After long stretches of grey skies and rain, the weekend let Sydney do what it does best - the water.

More than 200 million years ago, when Pangea was the single unified planetary supercontinent and the first dinosaurs were appearing, the Sydney 'basin' was the mouth of a massive Antarctic river, flowing east to west and emptying into what is now the vast Australian inland, the inland sea that isn't there. Gondwanaland was yet to split off to become the great southern continent, and Australia had still to rift from Antarctica and move north. The sands of the river would be refined and filtered to become sandstone - the gorgeous golden stone which would build the new settlement. And the city would spread out along the ridges and crests of the vast network of waterways, of which Sydney harbour is only one, that are fair reminder of what could be seen through squinted eyes and hindsight as some vast delta.

To the north is the Hawkesbury River curling around the western and upper rim of the outer city and emptying into the Pacific Ocean with a splendid complex of ridges, waterways, inlets and little beaches. Just short of its final ocean journey is one of Sydney's great pleasure spots - Broken Bay.

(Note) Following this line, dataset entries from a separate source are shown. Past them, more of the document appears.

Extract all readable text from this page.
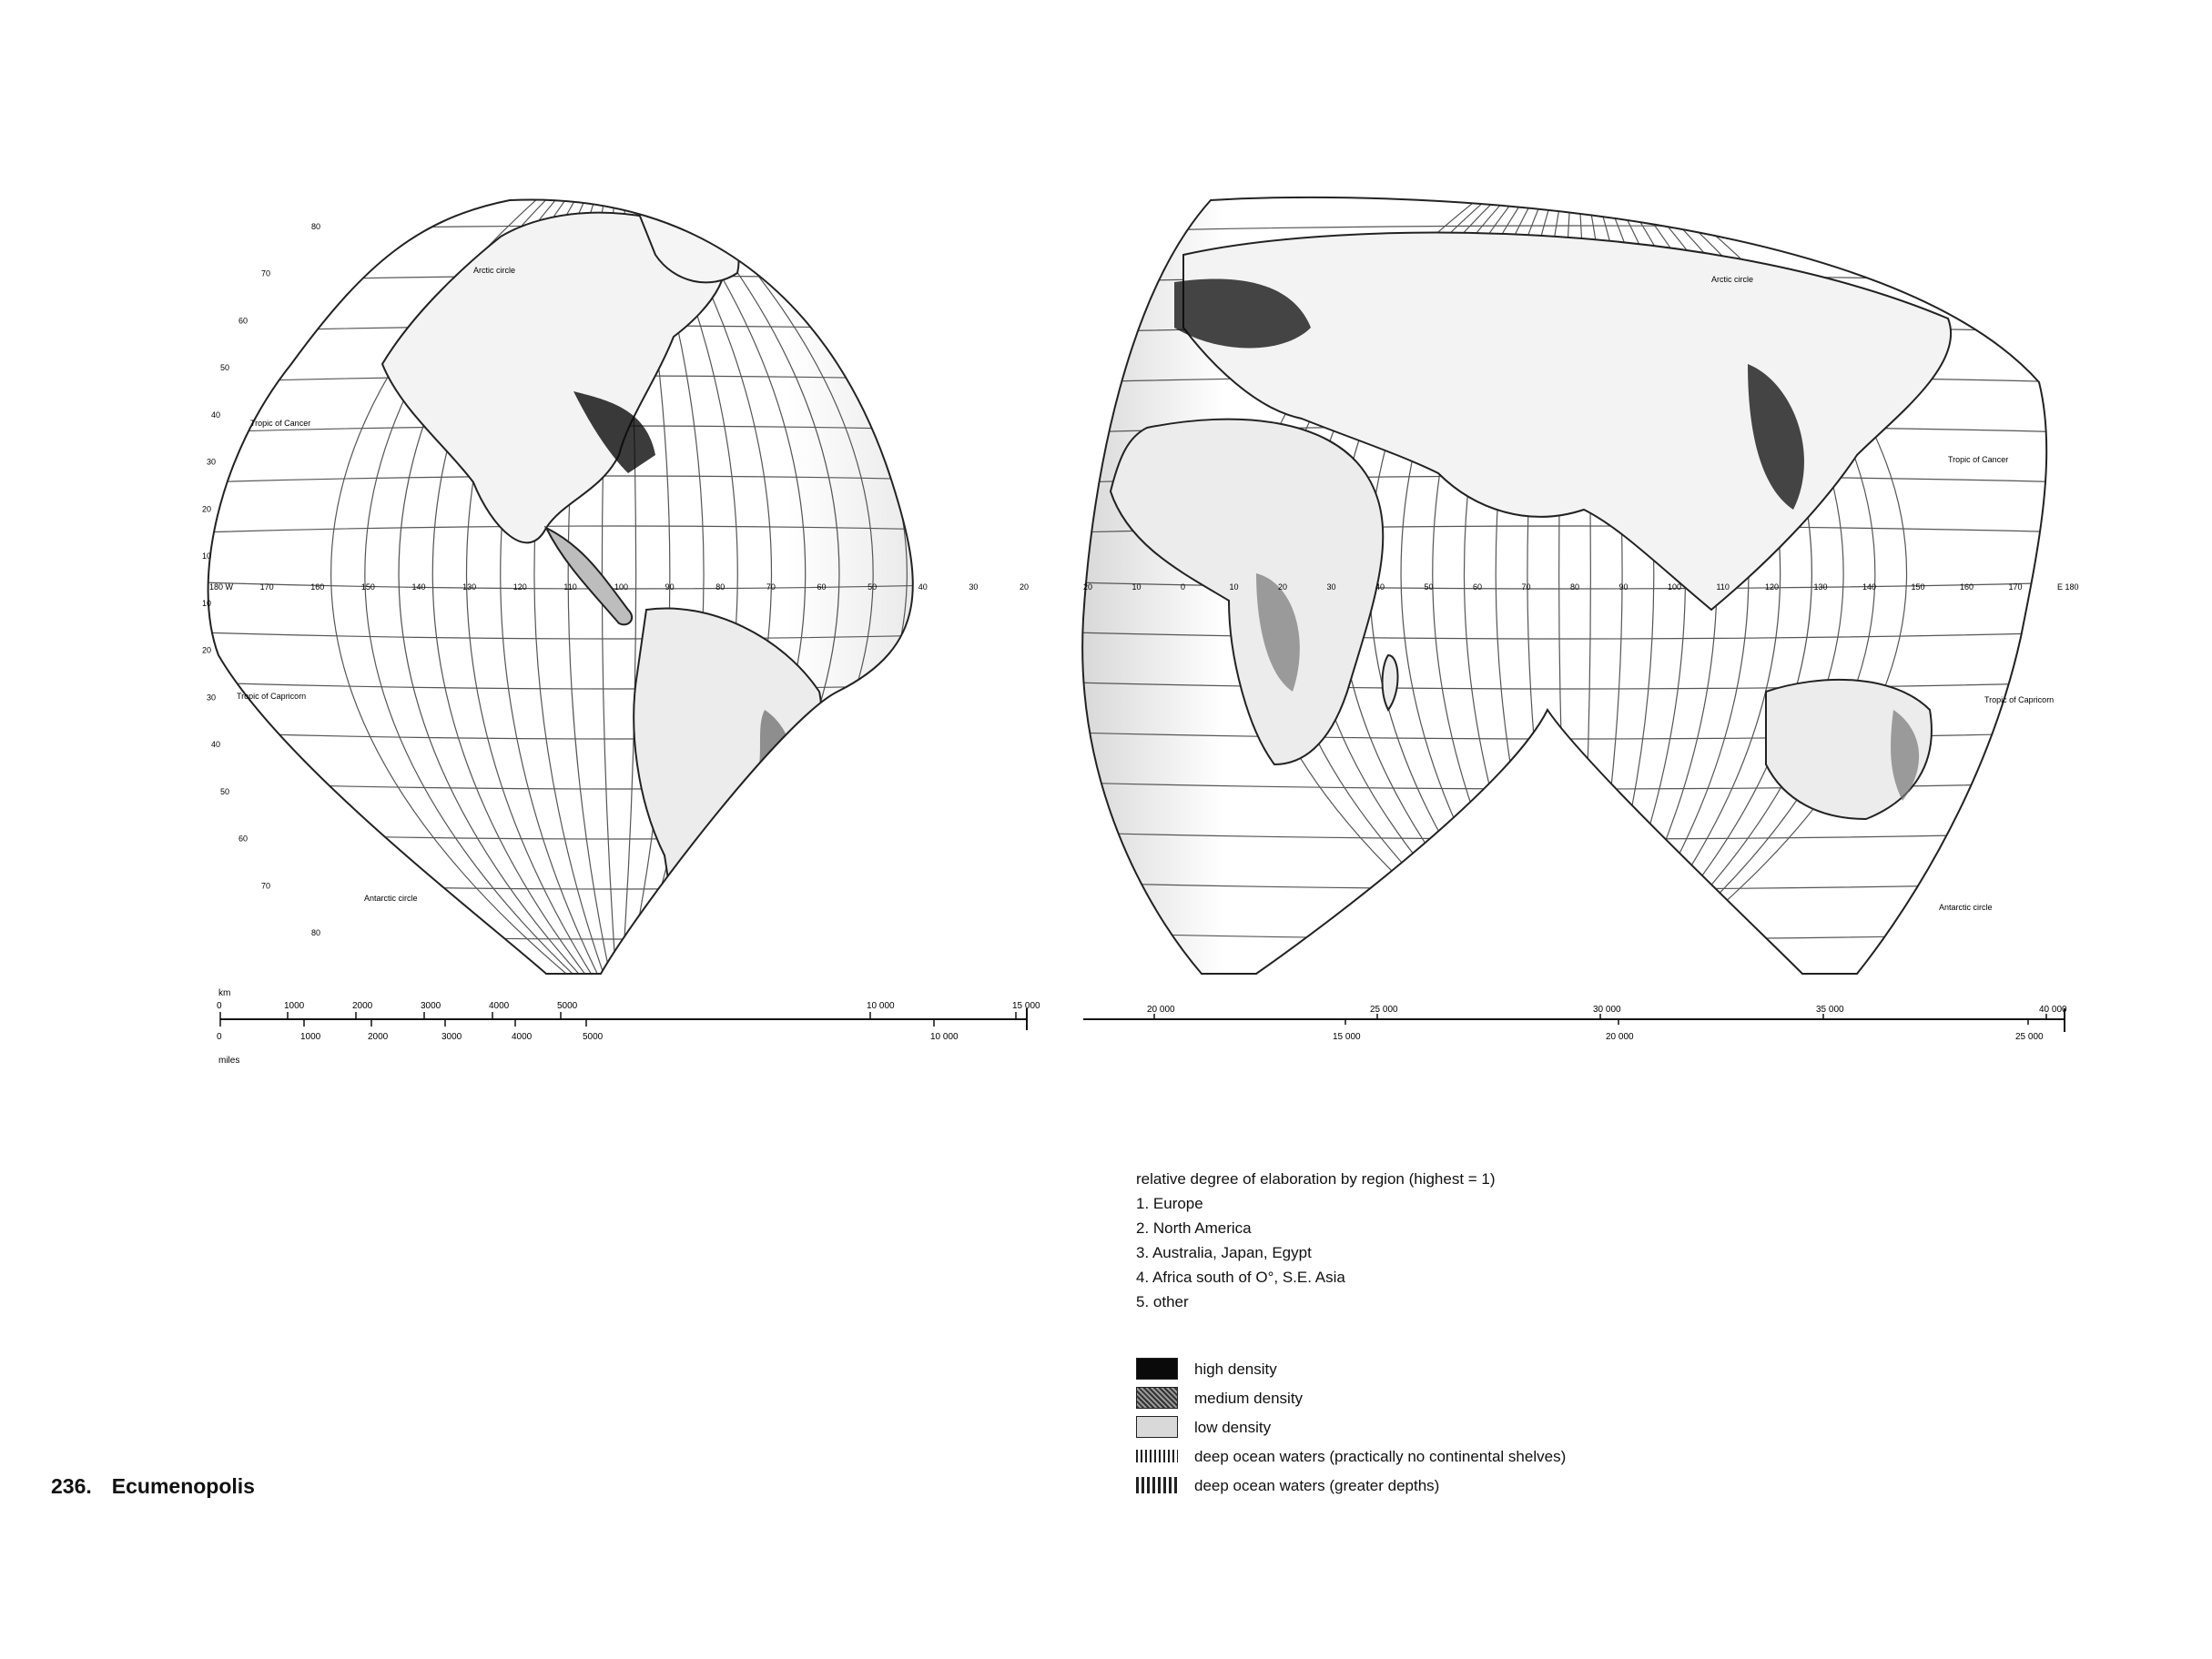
Arctic circle
Tropic of Cancer
Tropic of Capricorn
Antarctic circle
180 W	170	160	150	140	130	120	110	100	90	80	70	60	50	40	30	20
80
70
60
50
40
30
20
10
10
20
30
40
50
60
70
80
Arctic circle
Tropic of Cancer
Tropic of Capricorn
Antarctic circle
20	10	0	10	20	30	40	50	60	70	80	90	100	110	120	130	140	150	160	170	E 180
km
0	1000	2000	3000	4000	5000	10 000	15 000
0	1000	2000	3000	4000	5000	10 000
miles
20 000	25 000	30 000	35 000	40 000
15 000	20 000	25 000
relative degree of elaboration by region (highest = 1)
1. Europe
2. North America
3. Australia, Japan, Egypt
4. Africa south of O°, S.E. Asia
5. other
high density
medium density
low density
deep ocean waters (practically no continental shelves)
deep ocean waters (greater depths)
236. Ecumenopolis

The scalloped beaches above are the northern beaches of Sydney's 'peninsula', and the terminal crescent is the especially beautiful and glamorous Palm Beach. We are now about an hours drive north of the city. Behind the Palm Beach headland, that is inland, is West Head, and looking closely you will see a little curve of yellow - Great Mackerel Beach, or Mackerel as it is better known.

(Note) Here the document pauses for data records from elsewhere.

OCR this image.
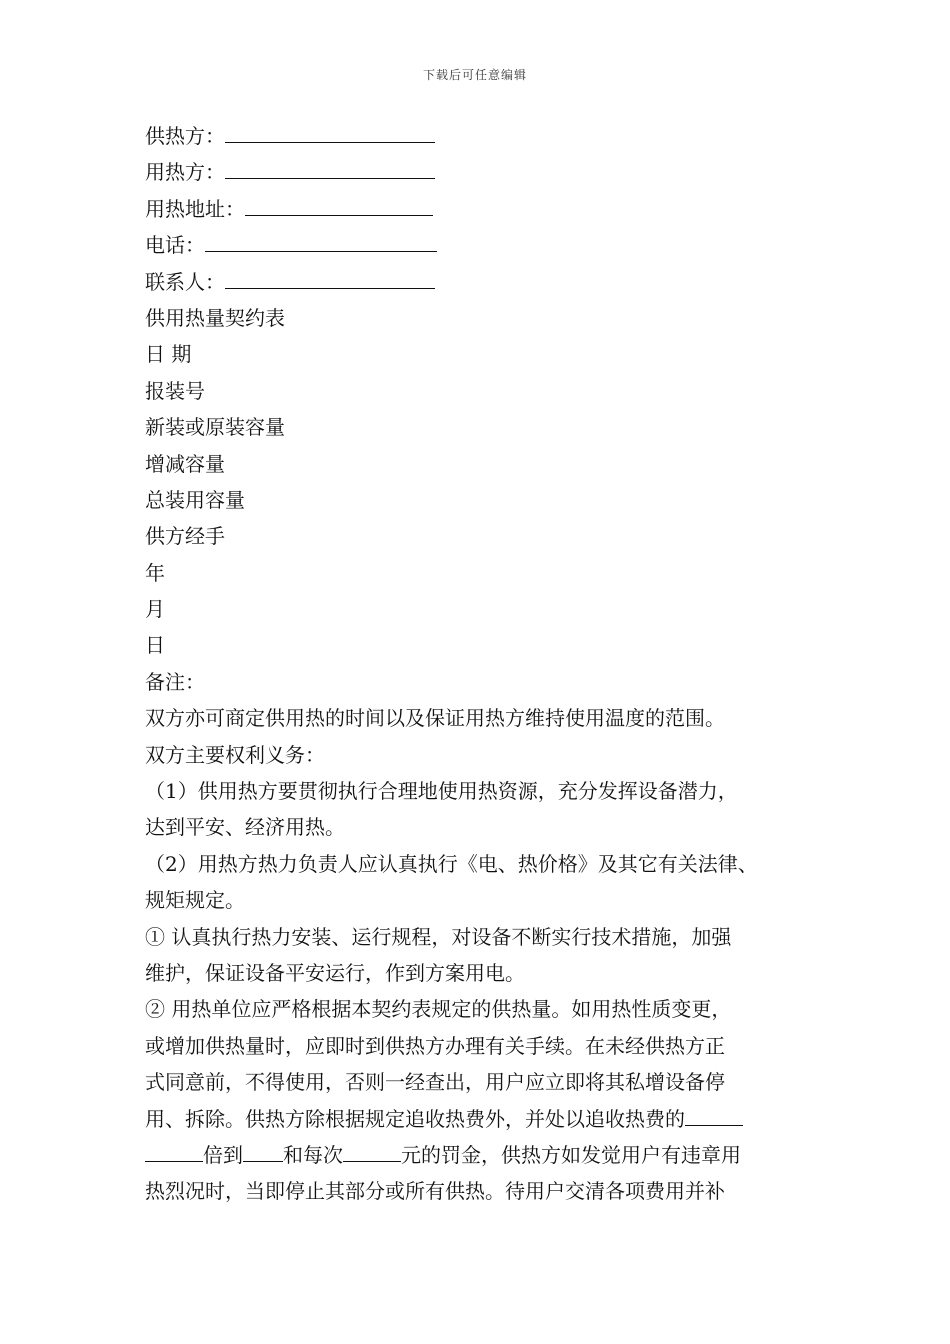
下载后可任意编辑
供热方：
用热方：
用热地址：
电话：
联系人：
供用热量契约表
日 期
报装号
新装或原装容量
增减容量
总装用容量
供方经手
年
月
日
备注：
双方亦可商定供用热的时间以及保证用热方维持使用温度的范围。
双方主要权利义务：
（1）供用热方要贯彻执行合理地使用热资源，充分发挥设备潜力，
达到平安、经济用热。
（2）用热方热力负责人应认真执行《电、热价格》及其它有关法律、
规矩规定。
① 认真执行热力安装、运行规程，对设备不断实行技术措施，加强
维护，保证设备平安运行，作到方案用电。
② 用热单位应严格根据本契约表规定的供热量。如用热性质变更，
或增加供热量时，应即时到供热方办理有关手续。在未经供热方正
式同意前，不得使用，否则一经查出，用户应立即将其私增设备停
用、拆除。供热方除根据规定追收热费外，并处以追收热费的
倍到 和每次	元的罚金，供热方如发觉用户有违章用
热烈况时，当即停止其部分或所有供热。待用户交清各项费用并补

And it was to Mackerel we went on a glorious sunny Saturday for a special birthday lunch. There is no vehicular access, only ferry or water-taxi access from Palm Beach. There are no vehicles there. Residents move goods from the ferry to home in wheelbarrows. It is idyllic.

(above photos from linked sites)

Again I forgot the camera, so thank you mr-i-phone. On the beach looking north to the wharf


... out to the Palm Beach headland and the Pacific beyond ...


... and south where a family was swimming


... with a bucket of crabs at waters edge



Some houses sit on the beach front, some hug the cliffs like tree-houses peering out to sea past the intervening headlands, and others follow a sandy path winding back along the grassy gully into which a creek filled from spilling waterfalls flows.


We lunched in a cliff house surrounded by dense native bush, a cool breeze, the sound of waves lapping with the occasional crash of a large one breaking the rhythm, and a reminder that we are here as their guests - a small goanna (almost pet sized compared to this fellow) and sliding slowly across the stone steps as we came down for the afternoon walk, a lazy diamond python, interested but unfazed by it all.




The survivors, names withheld to protect the guilty. And keep stum.



3 comments:

Scott said...

I loved the geologic reminiscing. I was seeing it through squinted eyes. Just this exercise of origin, reveals a connection. There is something very beautiful about the notion of Pangea.

Susan Scheid said...

What a beautiful place! Thank you for giving us a glimpse.

wanderer said...

Herringbone - yes, I agree about Pangea. As a state of unity it makes me think we are going the 'wrong way' - splitting and fragmenting, lands and peoples.

Susan - one of those so far yet so near places, but the hard-to-get-to-ness is a two-edged sword.